A planned news conference with caretaker coach Eduard Malofeev
was scrapped while Pressley, flanked by team mates Craig Gordon and
Paul Hartley, read out a statement.
"Morale, understandably, is not good and there is significant
unrest in the dressing room," Pressley said, reading from the
statement after training.
The extraordinary move follows repeated interference in team
selection by Lithuanian owner Vladimir Romanov and comes just days
after manager Valdas Ivanauskas announced he was taking two weeks'
rest for health reasons.
"I have tried, along with the coaching staff and certain
colleagues, to implement the correct values and discipline but it
has become an impossible task," the statement said.
"There is only so much coaching staff, a captain and certain
colleagues can do without the full backing, direction and coherence
of the manager and those running the football club.
"The last two years have been testing for the players and
together they have faced a number of challenges."
The BBC reported that Romanov had threatened to sell all the
players if they failed to beat Dunfermline on Saturday.

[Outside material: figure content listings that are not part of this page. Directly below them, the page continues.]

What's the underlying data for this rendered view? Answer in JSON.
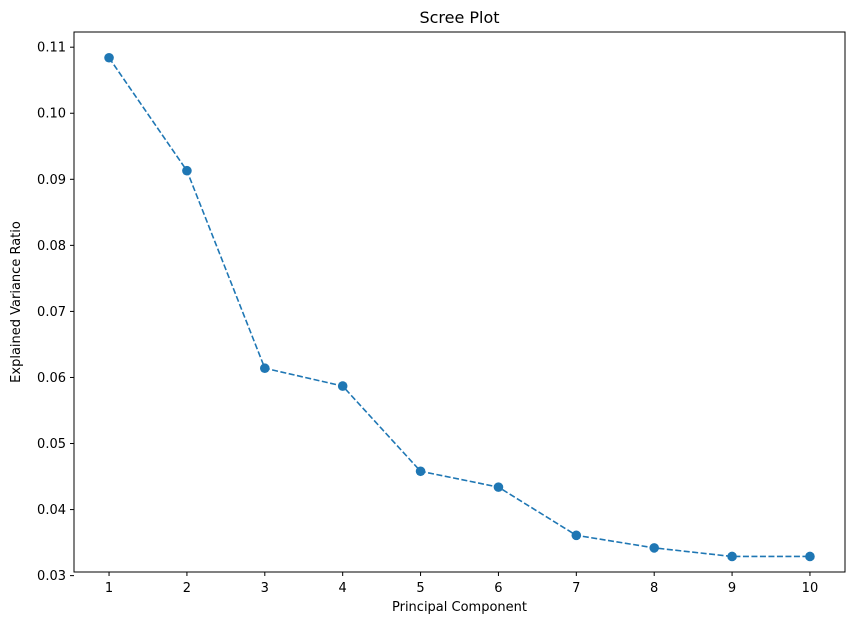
{
  "chart_data": {
    "type": "line",
    "title": "Scree Plot",
    "xlabel": "Principal Component",
    "ylabel": "Explained Variance Ratio",
    "x": [
      1,
      2,
      3,
      4,
      5,
      6,
      7,
      8,
      9,
      10
    ],
    "series": [
      {
        "values": [
          0.1084,
          0.0913,
          0.0614,
          0.0587,
          0.0458,
          0.0434,
          0.0361,
          0.0342,
          0.0329,
          0.0329
        ],
        "color": "#1f77b4",
        "line_style": "dashed",
        "marker": "circle"
      }
    ],
    "xticks": [
      1,
      2,
      3,
      4,
      5,
      6,
      7,
      8,
      9,
      10
    ],
    "xtick_labels": [
      "1",
      "2",
      "3",
      "4",
      "5",
      "6",
      "7",
      "8",
      "9",
      "10"
    ],
    "yticks": [
      0.03,
      0.04,
      0.05,
      0.06,
      0.07,
      0.08,
      0.09,
      0.1,
      0.11
    ],
    "ytick_labels": [
      "0.03",
      "0.04",
      "0.05",
      "0.06",
      "0.07",
      "0.08",
      "0.09",
      "0.10",
      "0.11"
    ],
    "xlim": [
      0.55,
      10.45
    ],
    "ylim": [
      0.03055,
      0.1123
    ],
    "grid": false
  }
}
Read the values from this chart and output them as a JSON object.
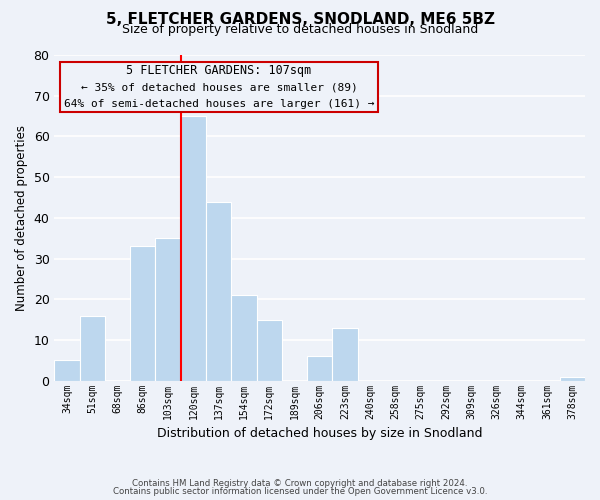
{
  "title": "5, FLETCHER GARDENS, SNODLAND, ME6 5BZ",
  "subtitle": "Size of property relative to detached houses in Snodland",
  "xlabel": "Distribution of detached houses by size in Snodland",
  "ylabel": "Number of detached properties",
  "bar_color": "#bdd7ee",
  "highlight_line_color": "#ff0000",
  "categories": [
    "34sqm",
    "51sqm",
    "68sqm",
    "86sqm",
    "103sqm",
    "120sqm",
    "137sqm",
    "154sqm",
    "172sqm",
    "189sqm",
    "206sqm",
    "223sqm",
    "240sqm",
    "258sqm",
    "275sqm",
    "292sqm",
    "309sqm",
    "326sqm",
    "344sqm",
    "361sqm",
    "378sqm"
  ],
  "values": [
    5,
    16,
    0,
    33,
    35,
    65,
    44,
    21,
    15,
    0,
    6,
    13,
    0,
    0,
    0,
    0,
    0,
    0,
    0,
    0,
    1
  ],
  "ylim": [
    0,
    80
  ],
  "yticks": [
    0,
    10,
    20,
    30,
    40,
    50,
    60,
    70,
    80
  ],
  "annotation_title": "5 FLETCHER GARDENS: 107sqm",
  "annotation_line1": "← 35% of detached houses are smaller (89)",
  "annotation_line2": "64% of semi-detached houses are larger (161) →",
  "footer_line1": "Contains HM Land Registry data © Crown copyright and database right 2024.",
  "footer_line2": "Contains public sector information licensed under the Open Government Licence v3.0.",
  "background_color": "#eef2f9",
  "grid_color": "#ffffff"
}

The BBC said Romanov would move players "to Kilmarnock or
whatever club will take them" and then play a team of youngsters
against Celtic next weekend.
Former manager George Burley left last October while the club
topped the Scottish Premier League amid reports of a bust-up with
Romanov trying to pick the team.
His replacement Graham Rix was sacked after it emerged he
told the players he no longer chose the team. He was replaced by
Ivanauskas.
Hearts trail leaders Celtic in the Scottish title race by
eights points with 20 from 11 games and have already crashed out of
the Champions League and UEFA Cup this season.